Malgré sa défaite face à la présidente de la Région Île-de-France, il ne s'abîme pas dans la présidentielle. Mieux encore : le famélique score de Valérie Pécresse lui offre un espace pour conquérir un parti très abîmé.

L'outsider devenu favori

En juillet dernier, à peine un mois après que Christian Jacob a annoncé son départ de la présidence de LR, Éric Ciotti se déclare candidat à sa succession. Dans Nice-Matin, il se félicite de son récent "succès inattendu" à la primaire interne et affiche son ambition: "aller plus loin".

Cette fois, aucun poids lourd comme Valérie Pécresse ou Xavier Bertrand ne lui fait face. Avec Aurélien Pradié, numéro 3 du parti, et Bruno Retailleau, patron des sénateurs LR, comme adversaires, l'élu sudiste s'avance désormais avec un nouveau statut. Il troque son costume d'outsider contre celui de favori.

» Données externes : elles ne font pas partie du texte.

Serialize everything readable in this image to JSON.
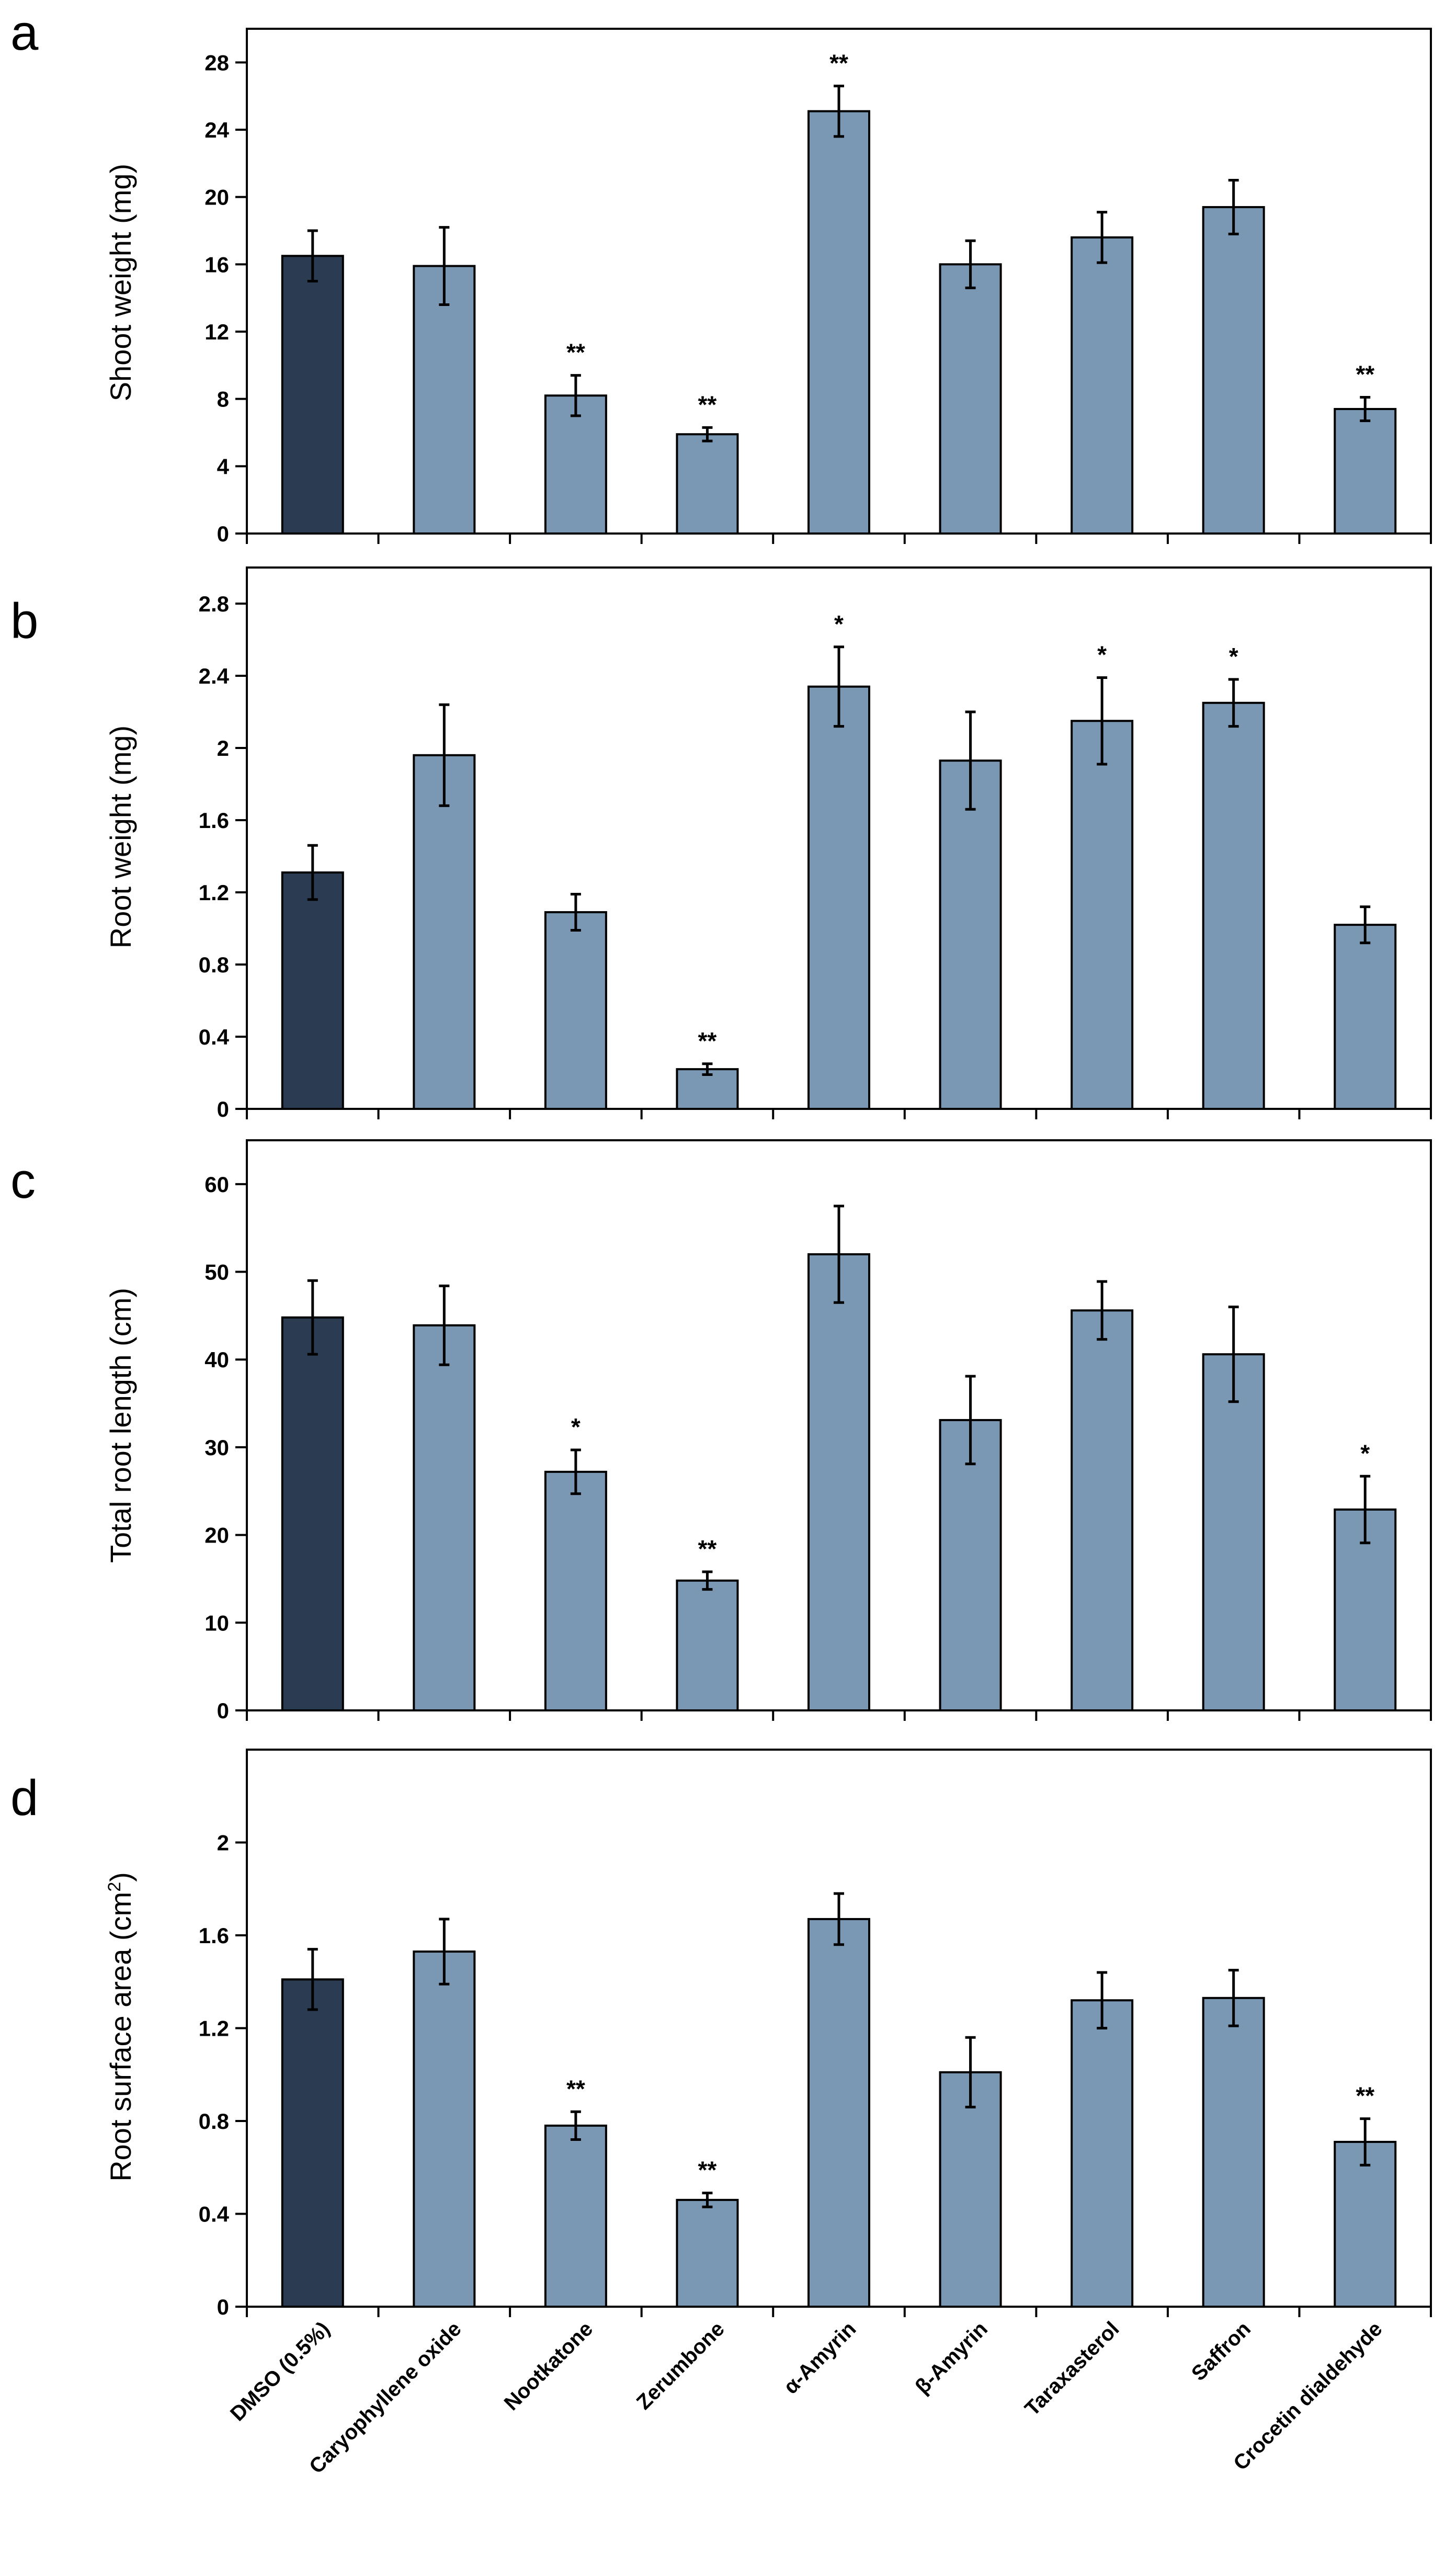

Autant un symbole d'ascension pour cet apparatchik que la représentation de la longue dégringolade d'un parti où plus grand monde ne se presse au portillon pour prendre les commandes d'un navire à la dérive.

Une campagne plus prudente

Pour sa nouvelle campagne, Éric Ciotti avance avec davantage de parcimonie. Pas de proposition type "Guantanamo à la française", cette fois. Il est favori, c'est le jeu. Pour autant, le député ne change pas son positionnement. Sa jambe régalienne est toujours aussi musclée. L'accueil de l'Ocean Viking et ses 234 migrants en France? Une "bérézina", cingle-t-il sur LCI le 21 novembre lors d'un débat avec Aurélien Pradié et Bruno Retailleau.

Avant d'aller plus loin en estimant que dans cette affaire, "c'est Italie 1, France 0". Comme lors de la primaire 2021, le parlementaire sort quelque peu de ses habits de "Monsieur sécurité", en proposant également une approche économique résolument libérale. Il se différencie de ses deux concurrents en promettant que Laurent Wauquiez sera le candidat de la droite s'il est élu à la tête de LR. Une façon de surfer sur la popularité du président de la région Auvergne-Rhône-Alpes, mais aussi d'enterrer le système des primaires.

Pour Éric Ciotti, le plus dur commence. Il lui faudra relever un parti tout juste sorti d'une bérézina historique à la dernière présidentielle et qui peine à trouver sa place entre la macronie et l'extrême droite. "Aujourd'hui, on bouge encore et on a des forces, des convictions, des territoires, des militants", relevait l'élu sur LCI à la fin novembre. Pour l'avenir ? " C'est en 2027 qu'on verra si on est mort ou pas", pariait Éric Ciotti.